ECLI:NL:RBZWB:2025:5431
Rechtbank Zeeland-West-Brabant
- Eerste aanleg - enkelvoudig
- Rechtspraak.nl
Beoordeling van de WOZ-waarde en informatiebeschikking in belastingrechtelijke geschil
In deze uitspraak van de Rechtbank Zeeland-West-Brabant op 14 augustus 2025, wordt het beroep van belanghebbende tegen de uitspraak op bezwaar van de heffingsambtenaar van de gemeente Waalwijk beoordeeld. De heffingsambtenaar had de waarde van de onroerende zaak, een vrijstaande woning, vastgesteld op € 470.000 per 1 januari 2022. Belanghebbende, eigenaar van de woning, had bezwaar gemaakt tegen deze waardevaststelling, maar dit bezwaar werd ongegrond verklaard. De rechtbank heeft het beroep op 31 juli 2025 behandeld, waarbij de gemachtigde van belanghebbende en de heffingsambtenaar aanwezig waren. Belanghebbende zelf was niet aanwezig.
De rechtbank oordeelt dat het beroep ontvankelijk is en dat de bewijslast omgekeerd en verzwaard is, wat betekent dat belanghebbende moet aantonen dat de WOZ-beschikking onjuist is. De rechtbank concludeert dat de heffingsambtenaar voldoende rekening heeft gehouden met de relevante factoren, zoals de staat van de woning en de referentieobjecten. Belanghebbende had een woningwaarderapport ingediend ter onderbouwing van zijn stelling dat de waarde € 300.000 zou moeten zijn, maar dit rapport werd als onvoldoende beschouwd. De rechtbank oordeelt dat de WOZ-waarde niet te hoog is vastgesteld en dat de uitspraak op bezwaar deugdelijk is gemotiveerd.

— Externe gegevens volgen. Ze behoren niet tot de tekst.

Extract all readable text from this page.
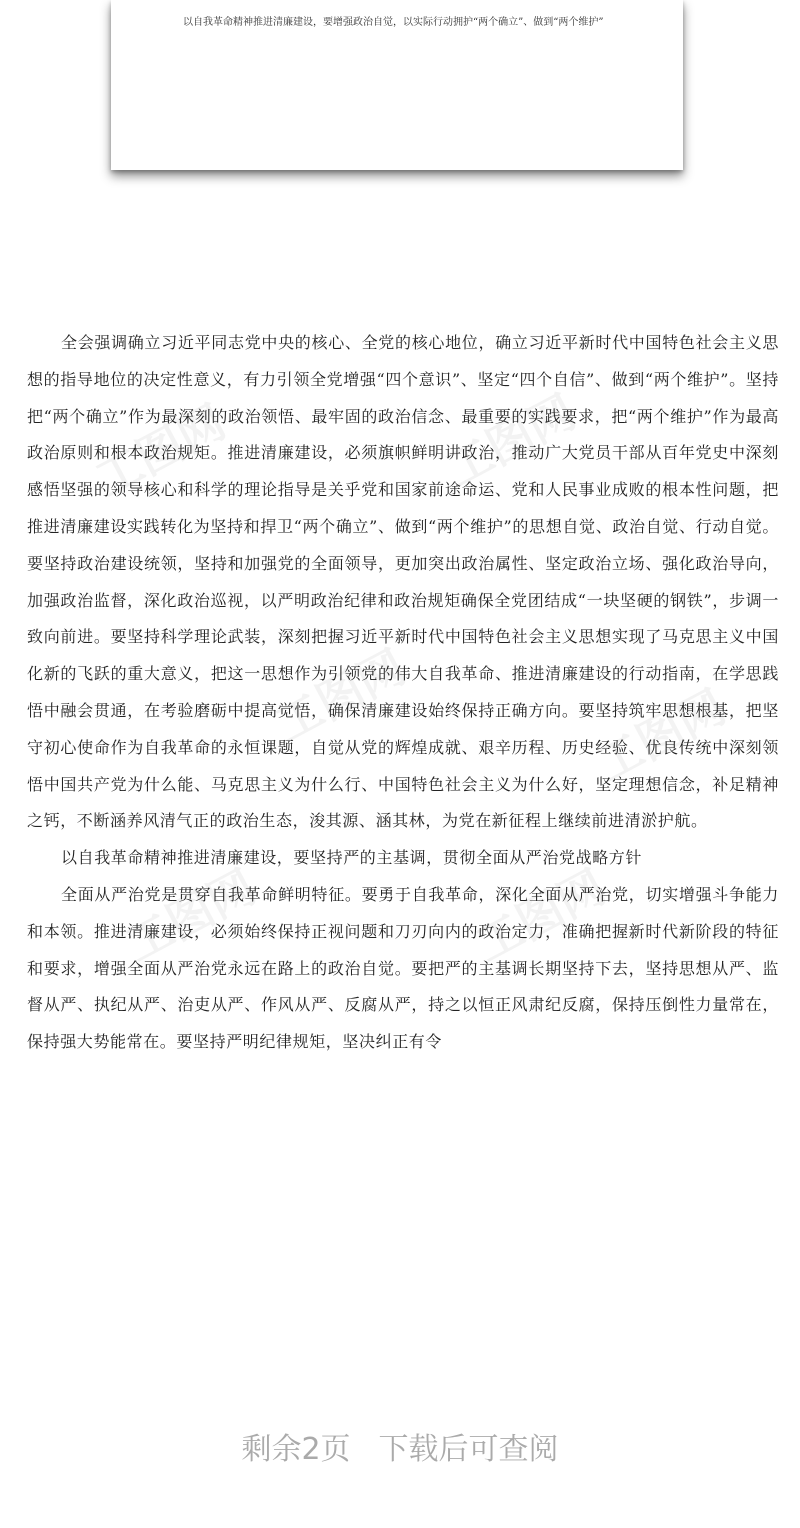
以自我革命精神推进清廉建设，要增强政治自觉，以实际行动拥护“两个确立”、做到“两个维护”

工图网	工图网
工图网	工图网
工图网	工图网

全会强调确立习近平同志党中央的核心、全党的核心地位，确立习近平新时代中国特色社会主义思想的指导地位的决定性意义，有力引领全党增强“四个意识”、坚定“四个自信”、做到“两个维护”。坚持把“两个确立”作为最深刻的政治领悟、最牢固的政治信念、最重要的实践要求，把“两个维护”作为最高政治原则和根本政治规矩。推进清廉建设，必须旗帜鲜明讲政治，推动广大党员干部从百年党史中深刻感悟坚强的领导核心和科学的理论指导是关乎党和国家前途命运、党和人民事业成败的根本性问题，把推进清廉建设实践转化为坚持和捍卫“两个确立”、做到“两个维护”的思想自觉、政治自觉、行动自觉。要坚持政治建设统领，坚持和加强党的全面领导，更加突出政治属性、坚定政治立场、强化政治导向，加强政治监督，深化政治巡视，以严明政治纪律和政治规矩确保全党团结成“一块坚硬的钢铁”，步调一致向前进。要坚持科学理论武装，深刻把握习近平新时代中国特色社会主义思想实现了马克思主义中国化新的飞跃的重大意义，把这一思想作为引领党的伟大自我革命、推进清廉建设的行动指南，在学思践悟中融会贯通，在考验磨砺中提高觉悟，确保清廉建设始终保持正确方向。要坚持筑牢思想根基，把坚守初心使命作为自我革命的永恒课题，自觉从党的辉煌成就、艰辛历程、历史经验、优良传统中深刻领悟中国共产党为什么能、马克思主义为什么行、中国特色社会主义为什么好，坚定理想信念，补足精神之钙，不断涵养风清气正的政治生态，浚其源、涵其林，为党在新征程上继续前进清淤护航。

以自我革命精神推进清廉建设，要坚持严的主基调，贯彻全面从严治党战略方针

全面从严治党是贯穿自我革命鲜明特征。要勇于自我革命，深化全面从严治党，切实增强斗争能力和本领。推进清廉建设，必须始终保持正视问题和刀刃向内的政治定力，准确把握新时代新阶段的特征和要求，增强全面从严治党永远在路上的政治自觉。要把严的主基调长期坚持下去，坚持思想从严、监督从严、执纪从严、治吏从严、作风从严、反腐从严，持之以恒正风肃纪反腐，保持压倒性力量常在，保持强大势能常在。要坚持严明纪律规矩，坚决纠正有令

剩余2页 下载后可查阅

Uiteindelijk verklaart de rechtbank het beroep ongegrond, waardoor de WOZ-waarde en de aanslag gehandhaafd blijven. Belanghebbende krijgt geen griffierecht terug en ook geen vergoeding van proceskosten. De uitspraak is openbaar gemaakt en partijen zijn geïnformeerd over de mogelijkheid tot hoger beroep.